Simon Rubinsohn, RICS Chief Economist, says, “The Stamp Duty reform could reverse the softer trend in buyer enquiries that has been visible in recent months, but a critical issue in terms of how it plays out with prices is whether it also encourages more vendors to consider putting their properties back onto the market.
“The expectation from members that transactions could increase by up to 5% over the next year on the back of this measure suggests that there is a belief that supply will indeed respond to the tax change. This is all the more important given that the latest RICS data suggests that the average level of inventory on surveyors’ books is close to a historic low.”
Jeremy Blackburn, Head of Policy at RICS, adds, “It’s no surprise that surveyors are expecting an uplift in the market in response to the long overdue reforms to the stamp duty tax system which the Chancellor himself called ‘the most damaging tax of all.’
“Removing the ‘dead zones’ will reduce the distortion in the market and ensure that those at the top end of the market will now contribute fairly, while those at the bottom will be given a fairer chance to get on the ladder.”
Yesterday, OPP reported how changes to UK Stamp Duty have all but wiped out real estate investment demand for properties from £1.5million-£2million, according to top London agency, Henry & James.
In November’s RICS UK Residential Market Survey, house price growth fell to its slowest pace since May 2013 (a 13% net balance), the number of houses for sale per branch fell back to its second lowest reading of 56 and 15% more surveyors reported a decline in new buyer enquiries.
Uncertainly surrounding the outcome of the forthcoming General Election is providing potential purchasers with a reason to delay purchasing and new buyer enquiries have now declined for five consecutive months.
Across the UK, price growth was strongest in Scotland and the South West (both a net balance of 37%) and weakest in the North of England and London.
Meanwhile, in the rental market, tenant demand was steady in November, but landlord instructions declined for the eighth successive month and member’ forecasts for rent over the next 12 months now stand at 2%.
* In London, plans have been submitted by The Qatar royal family to convert three prime properties in Regent’s Park into a huge mansion, set to become the UK’s first £200million home.
Andrew Ellinas, Director of London estate agency, Sandfords, says there is still strong demand from overseas buyers for prime properties in Regent’s Park.

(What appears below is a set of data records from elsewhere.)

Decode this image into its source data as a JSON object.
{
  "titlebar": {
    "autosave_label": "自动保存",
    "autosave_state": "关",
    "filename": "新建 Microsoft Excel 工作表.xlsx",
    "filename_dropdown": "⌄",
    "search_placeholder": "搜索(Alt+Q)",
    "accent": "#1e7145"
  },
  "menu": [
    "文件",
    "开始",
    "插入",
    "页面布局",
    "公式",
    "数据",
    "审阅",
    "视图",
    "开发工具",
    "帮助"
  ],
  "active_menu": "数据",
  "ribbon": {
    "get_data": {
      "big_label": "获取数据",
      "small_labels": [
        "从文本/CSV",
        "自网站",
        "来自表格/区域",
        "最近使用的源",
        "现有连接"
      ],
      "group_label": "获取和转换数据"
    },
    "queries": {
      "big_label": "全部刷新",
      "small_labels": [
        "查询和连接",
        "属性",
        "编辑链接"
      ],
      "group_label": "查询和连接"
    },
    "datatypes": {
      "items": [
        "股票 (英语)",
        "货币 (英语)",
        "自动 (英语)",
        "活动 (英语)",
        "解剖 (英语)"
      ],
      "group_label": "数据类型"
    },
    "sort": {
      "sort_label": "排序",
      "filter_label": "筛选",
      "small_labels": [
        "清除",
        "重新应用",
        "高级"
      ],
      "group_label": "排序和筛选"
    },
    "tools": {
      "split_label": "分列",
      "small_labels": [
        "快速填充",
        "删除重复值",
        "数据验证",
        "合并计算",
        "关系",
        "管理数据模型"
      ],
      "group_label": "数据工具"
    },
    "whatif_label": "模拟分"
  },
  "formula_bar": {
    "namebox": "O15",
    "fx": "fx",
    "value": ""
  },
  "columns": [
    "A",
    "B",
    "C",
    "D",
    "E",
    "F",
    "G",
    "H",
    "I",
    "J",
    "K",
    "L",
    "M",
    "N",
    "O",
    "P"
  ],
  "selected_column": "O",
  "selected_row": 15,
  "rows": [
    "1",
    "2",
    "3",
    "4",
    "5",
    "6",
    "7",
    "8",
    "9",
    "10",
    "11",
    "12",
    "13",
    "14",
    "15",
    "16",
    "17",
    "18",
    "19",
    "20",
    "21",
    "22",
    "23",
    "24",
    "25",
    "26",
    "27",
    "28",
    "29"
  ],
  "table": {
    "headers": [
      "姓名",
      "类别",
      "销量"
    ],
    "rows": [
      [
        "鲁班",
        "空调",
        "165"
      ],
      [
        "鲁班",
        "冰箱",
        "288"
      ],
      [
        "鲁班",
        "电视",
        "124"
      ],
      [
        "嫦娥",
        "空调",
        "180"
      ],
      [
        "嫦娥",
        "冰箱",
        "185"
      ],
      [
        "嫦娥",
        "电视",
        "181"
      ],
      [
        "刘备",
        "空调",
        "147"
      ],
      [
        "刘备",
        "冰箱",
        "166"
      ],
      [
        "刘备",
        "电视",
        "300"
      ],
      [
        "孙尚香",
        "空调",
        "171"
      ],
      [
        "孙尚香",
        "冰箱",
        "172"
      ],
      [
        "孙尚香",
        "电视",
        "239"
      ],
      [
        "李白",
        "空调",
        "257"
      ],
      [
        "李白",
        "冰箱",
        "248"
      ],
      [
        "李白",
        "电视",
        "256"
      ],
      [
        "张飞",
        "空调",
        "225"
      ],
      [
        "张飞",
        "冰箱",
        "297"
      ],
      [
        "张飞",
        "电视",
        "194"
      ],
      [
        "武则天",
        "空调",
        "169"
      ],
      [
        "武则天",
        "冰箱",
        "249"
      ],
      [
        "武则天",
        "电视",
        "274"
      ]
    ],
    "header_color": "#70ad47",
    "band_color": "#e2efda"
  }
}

“Regent’s Park is a cosmopolitan area that offers a very diverse selection of beautiful properties making it a popular location choice for overseas buyers, working professionals and families.
“There is a lot of open space with both Regent’s Park and Hyde Park being just a stone’s throw away, as well as the amenities of nearby Marylebone including the hottest eatery, the Chiltern Firehouse, plus it’s now going to be home to the new royal palace, which will be the most valuable residential property in London in private hands, establishing the area as London’s hotspot for 2015.”
Demand for prime property in the area is likely to receive a further boost from new palace, particularly from Middle Eastern investors, he believes.
“At the top end of the market in Regent’s Park activity levels have in fact been very strong, despite the news surrounding the proposed mansion tax and the implemented increase in stamp duty for properties over £1.5 million.
“We have just exchanged on a beautiful Nash Terrace property in Kent Terrace for £5 million and an apartment in Cumberland Terrace for just under £3.5 million. I anticipate that demand in Regent’s Park will increase following this latest development and we will also see additional interest from the Middle East.”
Central London agent, Sandfords, has operated in Regent’s Park since 1994.